As Emma slowly forced herself to acclimatise, she managed to force her eyes open for short periods of time. She could see that the walkways and drawbridges were suspended by blocks and tackle and that there appeared, at first, to be a watchtower about two thirds of the way up one of the massive support columns and at eye level with her hiding place. Her heart sunk until she realised that bars covered the windows and that it was, in fact, another cell.

“ENJOY EVERY MOMENT! SAVIOUR EVERY SECOND! FOR THIS IS JUST THE START OF A LONG JOURNEY. SOON YOU WILL PASS FROM HERE AND DISCOVER THE TRUE MEANING OF PAIN!”

The voice finished with a high pitched laugh which Emma had learned to hate but it had the effect of urging
her forward as she carried on with her search. She knew from what Remus had said that she was nearing the centre of this place and that meant more monks. She had been fortunate up to now but knew that her luck wouldn't last. Another look told her that the only way down was by a stairwell at the far end of the walkway that ran in front of the arch Emma was using to hide herself.

Blinking away more sweat, Emma weighed up her odds. She couldn't see anybody at this level but knew that running may get the attention of anybody that happened to be looking up when she moved. Still, staying here wasn't going to do any good so she resolved to head towards the next archway.

Emma headed onto the walkway with only a flimsy metal railing to stop her falling hundreds of feet to the floor below. She kept as close to the wall as possible, whilst all the time being careful not to touch it as everything from the air to the walls were now blisteringly hot and she knew that one touch from any of the surrounding stonework would cause her to scream in pain.

When she reached the archway, the brief respite of the shade given off by the stairs was a welcome relief and Emma found herself finding reasons not to carry on.
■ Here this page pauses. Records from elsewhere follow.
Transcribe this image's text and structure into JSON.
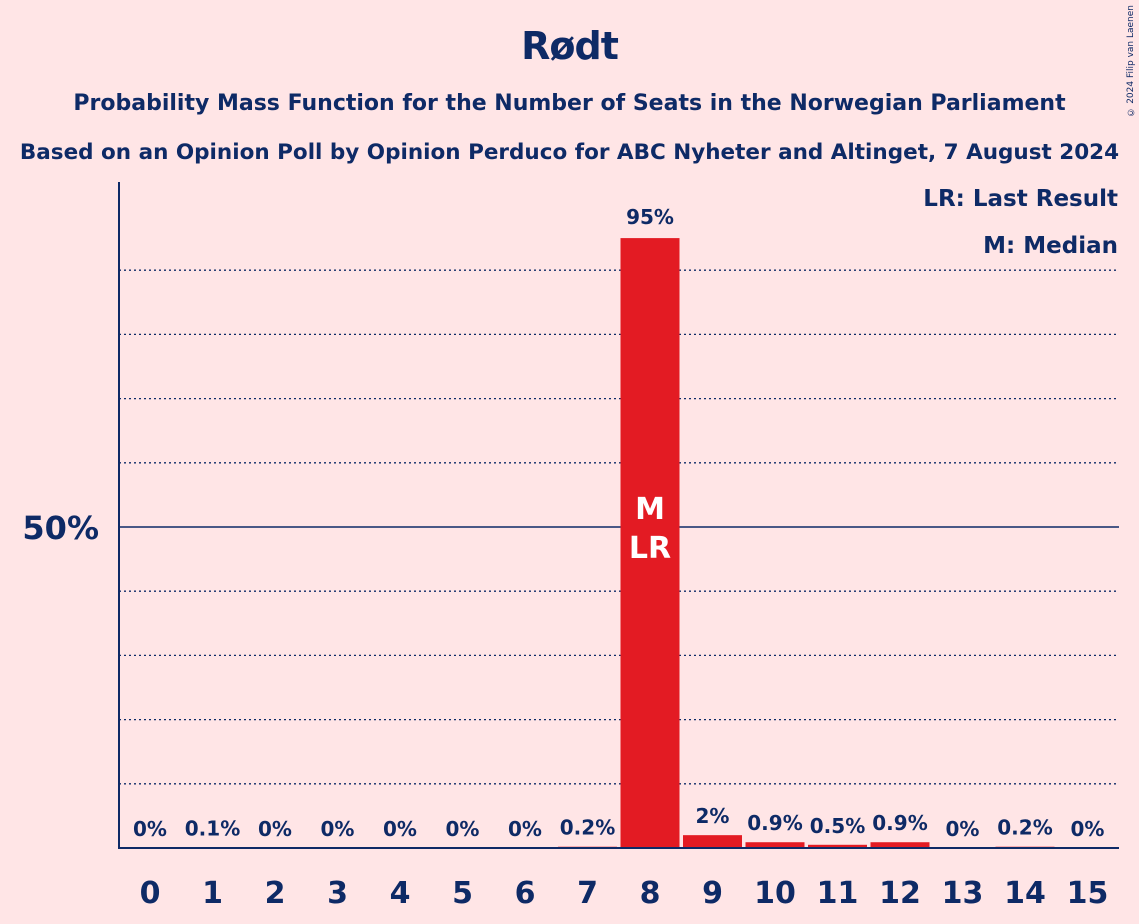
{
  "title": "Rødt",
  "subtitle1": "Probability Mass Function for the Number of Seats in the Norwegian Parliament",
  "subtitle2": "Based on an Opinion Poll by Opinion Perduco for ABC Nyheter and Altinget, 7 August 2024",
  "copyright": "© 2024 Filip van Laenen",
  "legend": {
    "last_result": "LR: Last Result",
    "median": "M: Median"
  },
  "colors": {
    "background": "#FFE5E6",
    "bar": "#E31B23",
    "text": "#0E2A66"
  },
  "chart_data": {
    "type": "bar",
    "categories": [
      "0",
      "1",
      "2",
      "3",
      "4",
      "5",
      "6",
      "7",
      "8",
      "9",
      "10",
      "11",
      "12",
      "13",
      "14",
      "15"
    ],
    "values": [
      0,
      0.1,
      0,
      0,
      0,
      0,
      0,
      0.2,
      95,
      2,
      0.9,
      0.5,
      0.9,
      0,
      0.2,
      0
    ],
    "labels": [
      "0%",
      "0.1%",
      "0%",
      "0%",
      "0%",
      "0%",
      "0%",
      "0.2%",
      "95%",
      "2%",
      "0.9%",
      "0.5%",
      "0.9%",
      "0%",
      "0.2%",
      "0%"
    ],
    "ylim": [
      0,
      100
    ],
    "y_tick_label": "50%",
    "y_tick_value": 50,
    "gridlines_dotted": [
      10,
      20,
      30,
      40,
      60,
      70,
      80,
      90
    ],
    "median_seat": "8",
    "last_result_seat": "8",
    "bar_markers": [
      "M",
      "LR"
    ]
  }
}
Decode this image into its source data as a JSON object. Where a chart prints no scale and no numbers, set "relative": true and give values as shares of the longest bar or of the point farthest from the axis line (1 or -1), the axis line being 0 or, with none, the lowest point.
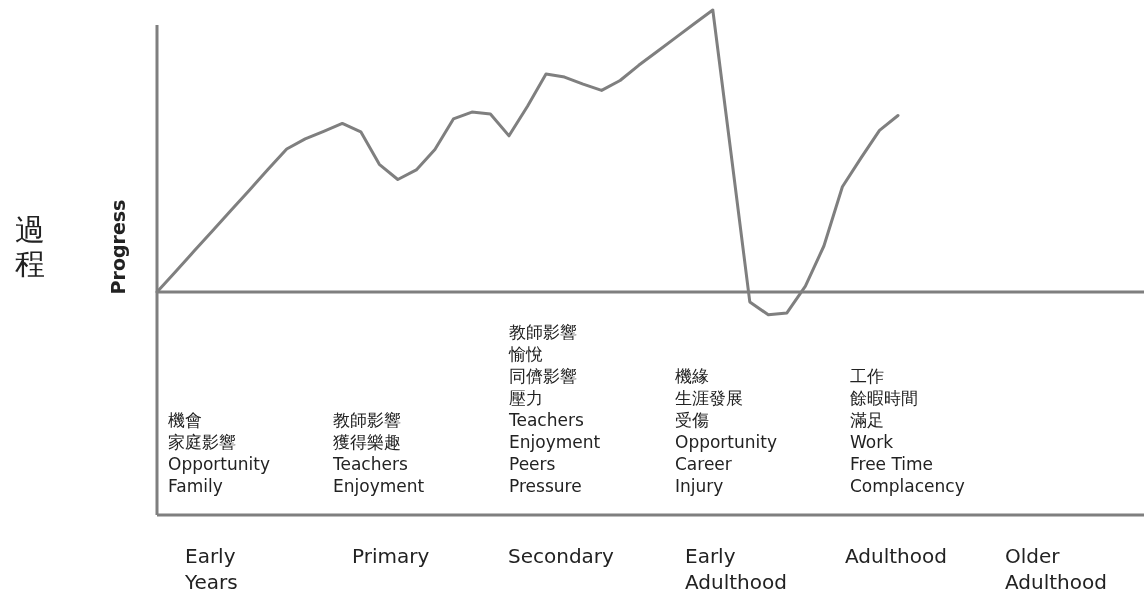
{
  "chart_data": {
    "type": "line",
    "relative": true,
    "ylabel": "Progress",
    "categories": [
      null,
      null,
      null,
      null,
      null,
      null,
      null,
      null,
      null,
      null,
      null,
      null,
      null,
      null,
      null,
      null,
      null,
      null,
      null,
      null,
      null,
      null,
      null,
      null,
      null,
      null,
      null,
      null,
      null,
      null,
      null,
      null,
      null,
      null,
      null,
      null,
      null,
      null,
      null,
      null,
      null
    ],
    "series": [
      {
        "color": "#7f7f7f",
        "values": [
          0,
          0.072,
          0.145,
          0.217,
          0.29,
          0.362,
          0.435,
          0.507,
          0.543,
          0.57,
          0.598,
          0.568,
          0.453,
          0.399,
          0.433,
          0.505,
          0.614,
          0.638,
          0.631,
          0.554,
          0.659,
          0.773,
          0.762,
          0.737,
          0.715,
          0.75,
          0.804,
          0.853,
          0.902,
          0.951,
          1,
          0.484,
          -0.035,
          -0.081,
          -0.074,
          0.021,
          0.163,
          0.373,
          0.475,
          0.573,
          0.626
        ]
      }
    ],
    "annotations": [
      "機會",
      "家庭影響",
      "Opportunity\nFamily",
      "教師影響",
      "獲得樂趣",
      "Teachers\nEnjoyment",
      "教師影響",
      "愉悅",
      "同儕影響",
      "壓力",
      "Teachers\nEnjoyment\nPeers\nPressure",
      "機緣",
      "生涯發展",
      "受傷",
      "Opportunity\nCareer\nInjury",
      "工作",
      "餘暇時間",
      "滿足",
      "Work\nFree Time\nComplacency",
      "Early\nYears",
      "Primary",
      "Secondary",
      "Early\nAdulthood",
      "Adulthood",
      "Older\nAdulthood",
      "過程"
    ],
    "line_style": "solid",
    "marker": "none",
    "grid": false,
    "legend": false
  }
}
Slowly, she worked her way down the spiral staircase until the heat started to rise and she realised that the bottom couldn't be far away. Her clothes were sopping wet and Emma felt a constant stickiness, which caused her blouse and the front of her jeans to cling to her. As she wiped the sweat from her eyes for what felt like the thousandth time that hour, Emma missed her footing on the step in front of her and slipped down the next six, catching her arm on the outer wall as she went. The pain as it jarred against the brickwork caused her to let out a small yell.

Emma sat on the steps and got her wind back before
picking herself up and carrying on. She turned a corner and found herself at the bottom of the staircase. In front of her was the exit to the hall. Emma did her best to creep forward but as she looked round the final corner, she came face to face with a black monk.
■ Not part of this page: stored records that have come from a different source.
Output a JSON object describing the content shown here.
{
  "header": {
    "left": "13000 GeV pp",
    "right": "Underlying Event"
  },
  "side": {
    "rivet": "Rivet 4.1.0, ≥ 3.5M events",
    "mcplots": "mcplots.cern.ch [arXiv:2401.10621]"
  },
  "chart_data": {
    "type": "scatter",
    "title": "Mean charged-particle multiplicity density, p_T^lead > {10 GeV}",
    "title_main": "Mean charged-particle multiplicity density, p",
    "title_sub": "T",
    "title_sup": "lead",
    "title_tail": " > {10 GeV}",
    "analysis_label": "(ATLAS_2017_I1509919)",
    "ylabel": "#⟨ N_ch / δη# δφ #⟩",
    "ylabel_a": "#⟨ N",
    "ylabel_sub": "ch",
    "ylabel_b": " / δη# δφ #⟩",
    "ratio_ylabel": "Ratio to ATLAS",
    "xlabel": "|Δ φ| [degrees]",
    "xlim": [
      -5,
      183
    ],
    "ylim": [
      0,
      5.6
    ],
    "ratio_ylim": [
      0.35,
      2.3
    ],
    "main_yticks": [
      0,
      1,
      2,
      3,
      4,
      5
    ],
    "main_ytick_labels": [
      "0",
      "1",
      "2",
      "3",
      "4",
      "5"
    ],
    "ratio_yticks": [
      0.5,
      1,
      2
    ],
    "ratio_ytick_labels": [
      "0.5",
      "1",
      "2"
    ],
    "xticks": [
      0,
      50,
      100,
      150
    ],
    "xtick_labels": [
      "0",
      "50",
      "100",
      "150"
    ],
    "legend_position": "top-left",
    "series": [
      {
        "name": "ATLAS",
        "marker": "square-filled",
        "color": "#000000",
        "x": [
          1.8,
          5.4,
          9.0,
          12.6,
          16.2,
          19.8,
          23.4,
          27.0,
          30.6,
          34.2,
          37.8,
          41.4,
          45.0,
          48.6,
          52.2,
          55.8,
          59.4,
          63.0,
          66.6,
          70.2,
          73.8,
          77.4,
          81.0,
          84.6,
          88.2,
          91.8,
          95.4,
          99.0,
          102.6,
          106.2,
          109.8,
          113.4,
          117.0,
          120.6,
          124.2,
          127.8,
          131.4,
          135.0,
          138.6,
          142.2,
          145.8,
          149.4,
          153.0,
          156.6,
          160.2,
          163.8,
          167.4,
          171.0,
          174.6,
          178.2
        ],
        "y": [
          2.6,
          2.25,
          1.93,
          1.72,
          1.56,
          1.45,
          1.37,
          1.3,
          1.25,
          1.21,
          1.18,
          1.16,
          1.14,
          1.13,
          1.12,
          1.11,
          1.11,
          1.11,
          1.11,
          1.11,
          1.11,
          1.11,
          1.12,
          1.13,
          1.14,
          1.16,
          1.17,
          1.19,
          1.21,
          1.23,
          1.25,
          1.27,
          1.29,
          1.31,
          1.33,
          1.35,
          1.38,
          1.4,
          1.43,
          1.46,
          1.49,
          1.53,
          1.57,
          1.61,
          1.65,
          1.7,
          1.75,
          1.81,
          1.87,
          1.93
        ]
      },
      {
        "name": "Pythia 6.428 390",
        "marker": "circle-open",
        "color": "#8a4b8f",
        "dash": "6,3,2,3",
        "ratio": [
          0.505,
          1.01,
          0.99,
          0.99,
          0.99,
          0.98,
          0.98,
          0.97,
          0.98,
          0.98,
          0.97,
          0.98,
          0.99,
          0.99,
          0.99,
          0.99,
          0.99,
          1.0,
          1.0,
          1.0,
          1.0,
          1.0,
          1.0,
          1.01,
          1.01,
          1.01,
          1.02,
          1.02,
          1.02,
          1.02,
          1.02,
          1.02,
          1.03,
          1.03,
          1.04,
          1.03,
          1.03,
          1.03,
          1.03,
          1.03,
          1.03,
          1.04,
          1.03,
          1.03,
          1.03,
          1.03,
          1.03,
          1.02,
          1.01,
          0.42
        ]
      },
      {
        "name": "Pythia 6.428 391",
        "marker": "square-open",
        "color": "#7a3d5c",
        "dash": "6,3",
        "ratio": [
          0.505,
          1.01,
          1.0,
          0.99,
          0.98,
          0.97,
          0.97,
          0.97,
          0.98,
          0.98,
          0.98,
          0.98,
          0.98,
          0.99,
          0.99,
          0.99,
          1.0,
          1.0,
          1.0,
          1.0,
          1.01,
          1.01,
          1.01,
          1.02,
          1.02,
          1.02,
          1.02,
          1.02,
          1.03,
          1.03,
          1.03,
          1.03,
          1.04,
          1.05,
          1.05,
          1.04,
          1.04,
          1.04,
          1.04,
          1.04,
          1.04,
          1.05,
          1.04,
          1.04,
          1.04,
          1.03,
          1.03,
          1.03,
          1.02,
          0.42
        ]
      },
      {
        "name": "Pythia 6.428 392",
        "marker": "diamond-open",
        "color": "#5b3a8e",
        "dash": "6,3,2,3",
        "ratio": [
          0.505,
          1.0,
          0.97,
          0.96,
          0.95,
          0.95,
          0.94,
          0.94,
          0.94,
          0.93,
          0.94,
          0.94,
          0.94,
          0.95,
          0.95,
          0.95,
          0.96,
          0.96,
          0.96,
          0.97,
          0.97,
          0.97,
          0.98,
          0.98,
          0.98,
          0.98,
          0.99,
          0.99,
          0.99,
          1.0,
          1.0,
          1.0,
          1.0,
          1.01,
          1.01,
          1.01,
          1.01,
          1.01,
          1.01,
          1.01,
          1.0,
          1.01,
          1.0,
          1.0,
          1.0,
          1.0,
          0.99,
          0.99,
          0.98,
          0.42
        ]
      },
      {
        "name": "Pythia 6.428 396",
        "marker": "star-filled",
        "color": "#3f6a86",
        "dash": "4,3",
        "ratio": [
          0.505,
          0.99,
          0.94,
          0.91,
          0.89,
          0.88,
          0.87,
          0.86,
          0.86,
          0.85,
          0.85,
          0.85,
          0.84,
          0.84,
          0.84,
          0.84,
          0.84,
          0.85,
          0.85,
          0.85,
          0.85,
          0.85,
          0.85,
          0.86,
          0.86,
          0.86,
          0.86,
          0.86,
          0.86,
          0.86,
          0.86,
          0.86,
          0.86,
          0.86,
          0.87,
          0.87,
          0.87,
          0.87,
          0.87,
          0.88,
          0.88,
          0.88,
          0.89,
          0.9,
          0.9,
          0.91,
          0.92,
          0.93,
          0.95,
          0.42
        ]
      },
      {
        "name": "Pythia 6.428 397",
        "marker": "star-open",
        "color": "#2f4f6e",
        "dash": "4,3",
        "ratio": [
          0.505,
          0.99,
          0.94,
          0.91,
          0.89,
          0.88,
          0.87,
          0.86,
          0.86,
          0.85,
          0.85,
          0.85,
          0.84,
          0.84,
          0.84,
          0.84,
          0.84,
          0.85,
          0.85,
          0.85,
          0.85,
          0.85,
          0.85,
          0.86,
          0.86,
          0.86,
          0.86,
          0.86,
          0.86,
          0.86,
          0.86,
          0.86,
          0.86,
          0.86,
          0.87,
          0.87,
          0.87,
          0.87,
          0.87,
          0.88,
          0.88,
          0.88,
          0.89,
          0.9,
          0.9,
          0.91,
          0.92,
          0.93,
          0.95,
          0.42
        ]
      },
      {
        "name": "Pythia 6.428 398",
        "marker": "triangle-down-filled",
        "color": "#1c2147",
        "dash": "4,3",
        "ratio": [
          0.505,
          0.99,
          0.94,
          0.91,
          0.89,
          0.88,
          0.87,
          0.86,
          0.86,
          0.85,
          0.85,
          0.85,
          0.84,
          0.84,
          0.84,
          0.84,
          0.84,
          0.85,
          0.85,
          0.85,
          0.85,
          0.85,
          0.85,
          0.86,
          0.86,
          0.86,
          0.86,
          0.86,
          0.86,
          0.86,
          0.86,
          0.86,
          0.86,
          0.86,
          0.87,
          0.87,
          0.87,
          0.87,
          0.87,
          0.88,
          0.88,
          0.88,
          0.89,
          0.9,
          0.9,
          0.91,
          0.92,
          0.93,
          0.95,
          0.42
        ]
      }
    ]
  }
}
He was less than six feet away, just beyond the stairwell and looking straight at her, but he seemed to be more interested in sniffing the air.

Father Eamon was halfway up King William Street before he slowed his pace. Sister Ignacia was keeping up but only just. There had been a glow to her cheeks when she had walked through the door and some of the sparkle had returned to her eyes, although Father Eamon could tell they were still clouded.